Las roscas
El otro día
escuché que alguien preguntaba cuál había sido la primera receta que hizo en su
vida. No era una consulta dirigida a mí. Pero no pude dejar de indagar en mis
recuerdos. Era habitual que los domingos se hicieran tortas en mi casa. Para
acompañar el mate. Generalmente eran básicas y se les iba cambiando el gusto,
con limón, con dulce de membrillo. También pasta frola y pasteles hechos con Pasta
linda y regados de almíbar, coco y grageas de colores. Pero con ninguna de esas
inauguré mi faceta pastelera. Fueron roscas. De un recetario pasado de una generación
a otra, entre hermanas, tías y abuelas. No sé de dónde mi mamá lo había
obtenido. Estaba escrito a mano, con su letra que es hermosa, a diferencia de
la mía, en un cuadernillo con los rebordes gastados y doblados por el uso. No
recuerdo los ingredientes pero sí que tenía nuez moscada o clavo de olor.
Lamento que mi memoria no me dé la certeza. Eran fritas, doradas oscuras y
luego se les hacía un baño de glasé irregular que las dejaba muy pintorescas.

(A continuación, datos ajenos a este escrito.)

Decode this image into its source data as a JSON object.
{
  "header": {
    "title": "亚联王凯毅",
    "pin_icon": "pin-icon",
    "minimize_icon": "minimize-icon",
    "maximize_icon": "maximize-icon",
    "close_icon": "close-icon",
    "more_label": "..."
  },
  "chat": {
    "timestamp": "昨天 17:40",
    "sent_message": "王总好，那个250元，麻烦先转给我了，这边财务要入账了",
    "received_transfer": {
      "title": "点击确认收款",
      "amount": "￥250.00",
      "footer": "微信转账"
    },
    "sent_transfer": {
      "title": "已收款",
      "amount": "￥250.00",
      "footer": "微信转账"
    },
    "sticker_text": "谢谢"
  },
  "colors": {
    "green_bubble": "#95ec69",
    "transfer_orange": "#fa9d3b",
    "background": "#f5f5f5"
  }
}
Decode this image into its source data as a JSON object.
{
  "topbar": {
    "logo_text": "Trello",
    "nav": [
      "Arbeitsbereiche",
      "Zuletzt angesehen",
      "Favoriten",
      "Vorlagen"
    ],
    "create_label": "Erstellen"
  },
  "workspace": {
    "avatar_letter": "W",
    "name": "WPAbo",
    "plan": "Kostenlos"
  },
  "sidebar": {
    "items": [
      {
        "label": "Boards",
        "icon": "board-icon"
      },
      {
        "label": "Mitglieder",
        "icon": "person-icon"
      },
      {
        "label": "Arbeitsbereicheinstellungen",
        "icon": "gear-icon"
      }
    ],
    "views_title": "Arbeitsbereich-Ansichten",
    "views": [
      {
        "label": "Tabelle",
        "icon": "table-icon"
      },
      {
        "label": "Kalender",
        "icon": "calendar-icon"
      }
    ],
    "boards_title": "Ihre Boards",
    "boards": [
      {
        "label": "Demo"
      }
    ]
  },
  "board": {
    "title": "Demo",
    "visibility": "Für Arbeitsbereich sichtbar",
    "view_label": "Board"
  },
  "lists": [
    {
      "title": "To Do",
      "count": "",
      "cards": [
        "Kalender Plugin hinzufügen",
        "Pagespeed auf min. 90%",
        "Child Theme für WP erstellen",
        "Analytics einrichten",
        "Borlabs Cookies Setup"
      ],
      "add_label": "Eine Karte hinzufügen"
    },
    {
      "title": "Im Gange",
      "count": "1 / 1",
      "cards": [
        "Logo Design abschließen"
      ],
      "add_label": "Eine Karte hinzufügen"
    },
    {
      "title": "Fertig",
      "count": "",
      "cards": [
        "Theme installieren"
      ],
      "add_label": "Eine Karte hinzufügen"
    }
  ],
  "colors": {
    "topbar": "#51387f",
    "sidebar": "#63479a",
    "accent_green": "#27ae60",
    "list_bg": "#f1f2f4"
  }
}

Crocantes por fuera y tiernas adentro. Tenían un motivo de ser. Era domingo y
día de visita de los soldados que, en esa época, hacían el servicio militar. Mi
hermano mayor. Estaba de campamento y esperaba ansioso nuestra visita. Era afortunado
de tener a su familia cerca. Muchos estaban lejos de ella por varios meses,
adoptando por unas horas a familiares de otros compañeros. Hasta se formaban
parejas con hermanas, primas o amigas.
A la semana de
entrar en la conscripción, palabra que hoy suena anacrónica, un suboficial en
su afán de enseñar el uso de armas, le tiró delicadamente un fusil y le quebró
la muñeca. Una desgracia con suerte. Pocas cosas podía hacer con un yeso que
cubría desde su mano hasta arriba del codo.
La fuente era
grande, todavía los tupper no habían hecho su incursión en el gran mercado.Mucho menos el papel film. Se
cubría todo con un repasador limpio y al final de la tarde ese todo era
transformado en nada. Charlas, algún juego de mesa, besos a hurtadillas con las
novias o esposas y otra vez esperar al próximo y ansiado domingo. Para servir a
la patria. También era habitual convidar a alguno de los oficiales o
suboficiales. Había que quedar bien. En definitiva, era quienes tenían el poder
intramuros durante toda la semana.
Omar Carrasco, el
soldado asesinado en 1994 en el cuartel de Zapala, en Neuquén marcó un hito en
la historia argentina. Un antes y un después. Una trama de encubrimientos,
condenados que tal vez eran inocentes, médicos militares sin investigar. Igual
se llegó a saber más de lo previsto para la época. Tal vez el resultado de la
búsqueda implacable de sus padres que nunca creyeron en un hijo desertor, la
versión oficial de las autoridades castrenses. La sangre inocente serviría para
que el 31 de agosto de ese mismo año, el entonces presidente Menem, derogara el
Servicio Militar Obligatorio. Ya no más roscas.